Case Study
The Client
The client is a next-generation global technology company that helps enterprises reimagine their businesses for the digital age. The company is primarily engaged in providing a range of software services, business process outsourcing and infrastructure services. Niveus Solutions helped the client with a speech to text solution for transcribing virtual recorded sessions using Google Video Intelligence.
Project Objective
The client desired to create a platform that can upload large recorded video files effortlessly into the cloud along with transcribing the audio into a text format using AI technologies.
They also required taking screenshots of different parts of the video to capture the architecture diagrams along with visual demos of any applications and wanted the pictures to be attached to the notes that were transcribed into text. Screenshots have to be in a logical sequence along with the transcribed converted using speech to text solutions.

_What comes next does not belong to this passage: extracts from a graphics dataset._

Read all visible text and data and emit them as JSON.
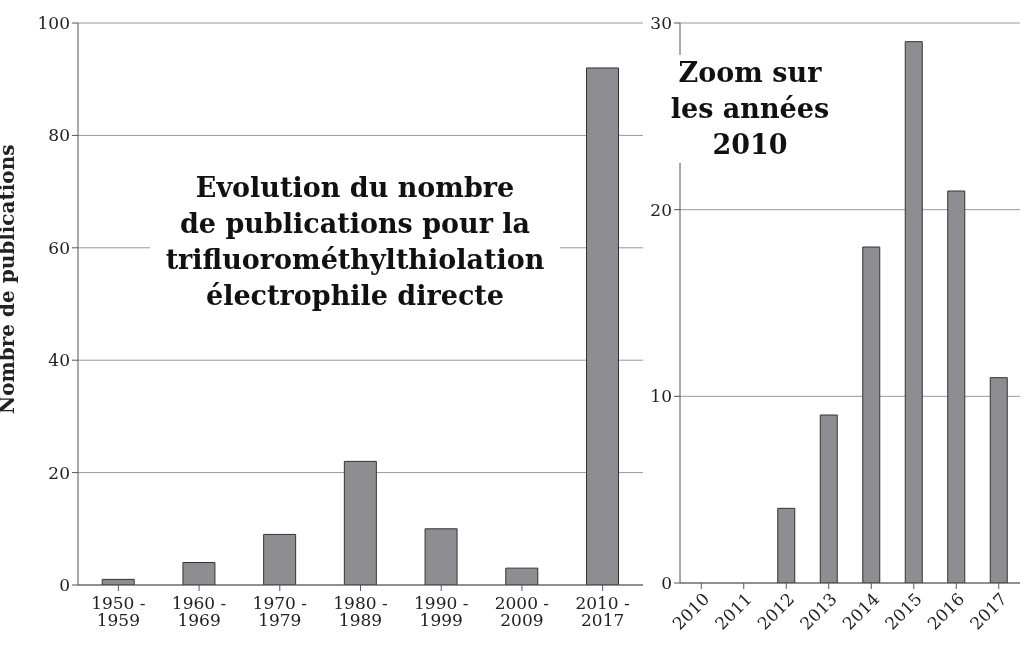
{
  "chart_data": [
    {
      "type": "bar",
      "title": "Evolution du nombre\nde publications pour la\ntrifluorométhylthiolation\nélectrophile directe",
      "ylabel": "Nombre de publications",
      "categories": [
        "1950 - 1959",
        "1960 - 1969",
        "1970 - 1979",
        "1980 - 1989",
        "1990 - 1999",
        "2000 - 2009",
        "2010 - 2017"
      ],
      "values": [
        1,
        4,
        9,
        22,
        10,
        3,
        92
      ],
      "color": "#8e8e92",
      "ylim": [
        0,
        100
      ],
      "yticks": [
        0,
        20,
        40,
        60,
        80,
        100
      ],
      "grid": "y"
    },
    {
      "type": "bar",
      "title": "Zoom sur\nles années\n2010",
      "categories": [
        "2010",
        "2011",
        "2012",
        "2013",
        "2014",
        "2015",
        "2016",
        "2017"
      ],
      "values": [
        0,
        0,
        4,
        9,
        18,
        29,
        21,
        11
      ],
      "color": "#8e8e92",
      "ylim": [
        0,
        30
      ],
      "yticks": [
        0,
        10,
        20,
        30
      ],
      "grid": "y"
    }
  ]
}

The client’s highest priority was the data security, as they wanted all the confidential information to be kept in a secured place.
Business Solution
- Developed a Video Intelligence Solution for transcribing meetings’ videos for KT sessions in HCL by converting speech to text and capturing screenshots of presentations/architecture diagrams/flowcharts etc.
- Speakers are classified in the video and the document is sequenced in a way that the speech and related screenshots come one after the other.

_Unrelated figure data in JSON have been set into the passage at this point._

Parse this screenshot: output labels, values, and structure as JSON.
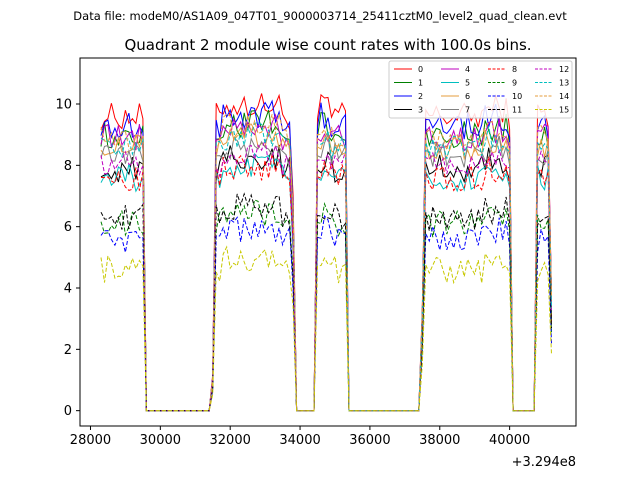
{
  "chart_data": {
    "type": "line",
    "suptitle": "Data file: modeM0/AS1A09_047T01_9000003714_25411cztM0_level2_quad_clean.evt",
    "title": "Quadrant 2 module wise count rates with 100.0s bins.",
    "xlabel": "",
    "ylabel": "",
    "x_offset_label": "+3.294e8",
    "xlim": [
      27700,
      41900
    ],
    "ylim": [
      -0.5,
      11.5
    ],
    "xticks": [
      28000,
      30000,
      32000,
      34000,
      36000,
      38000,
      40000
    ],
    "xtick_labels": [
      "28000",
      "30000",
      "32000",
      "34000",
      "36000",
      "38000",
      "40000"
    ],
    "yticks": [
      0,
      2,
      4,
      6,
      8,
      10
    ],
    "ytick_labels": [
      "0",
      "2",
      "4",
      "6",
      "8",
      "10"
    ],
    "x_start": 28300,
    "bin_width": 100,
    "x_end": 41200,
    "segments": [
      {
        "start": 28300,
        "end": 29500
      },
      {
        "start": 31500,
        "end": 33800
      },
      {
        "start": 34500,
        "end": 35300
      },
      {
        "start": 37500,
        "end": 40000
      },
      {
        "start": 40800,
        "end": 41200
      }
    ],
    "series": [
      {
        "name": "0",
        "color": "#ff0000",
        "dash": false,
        "level": 9.6
      },
      {
        "name": "1",
        "color": "#008000",
        "dash": false,
        "level": 9.0
      },
      {
        "name": "2",
        "color": "#0000ff",
        "dash": false,
        "level": 9.3
      },
      {
        "name": "3",
        "color": "#000000",
        "dash": false,
        "level": 7.9
      },
      {
        "name": "4",
        "color": "#bf00bf",
        "dash": false,
        "level": 8.9
      },
      {
        "name": "5",
        "color": "#00bfbf",
        "dash": false,
        "level": 7.6
      },
      {
        "name": "6",
        "color": "#e69c3c",
        "dash": false,
        "level": 8.6
      },
      {
        "name": "7",
        "color": "#808080",
        "dash": false,
        "level": 8.3
      },
      {
        "name": "8",
        "color": "#ff0000",
        "dash": true,
        "level": 7.6
      },
      {
        "name": "9",
        "color": "#008000",
        "dash": true,
        "level": 6.1
      },
      {
        "name": "10",
        "color": "#0000ff",
        "dash": true,
        "level": 5.6
      },
      {
        "name": "11",
        "color": "#000000",
        "dash": true,
        "level": 6.3
      },
      {
        "name": "12",
        "color": "#bf00bf",
        "dash": true,
        "level": 8.1
      },
      {
        "name": "13",
        "color": "#00bfbf",
        "dash": true,
        "level": 8.6
      },
      {
        "name": "14",
        "color": "#e69c3c",
        "dash": true,
        "level": 8.9
      },
      {
        "name": "15",
        "color": "#c8c800",
        "dash": true,
        "level": 4.6
      }
    ]
  }
}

- It also provides a feature to mask any sensitive information in videos and omit courtesy words from transcription.
Implementation
- The solution is executed using Google’s Cloud Video Intelligence API.
- VideoIntelligenceServiceClient API is used to detect labels that are related to shared screens/architecture diagrams.
- Transfer/upload videos to Google Cloud Storage using REST APIs actuated from the custom solution’s web UI
- Upload CSV files containing video URIs and labels into the same bucket as videos for ML training
- Cloud Data Loss Prevention (DLP) was used to identify sensitive data in transcripts and screenshots.
- Identity-Aware Proxy (IAP) in GCP is used to allow only the authenticated users to access the application.
- Web UI was implemented with React JS as the frontend and Java at the backend.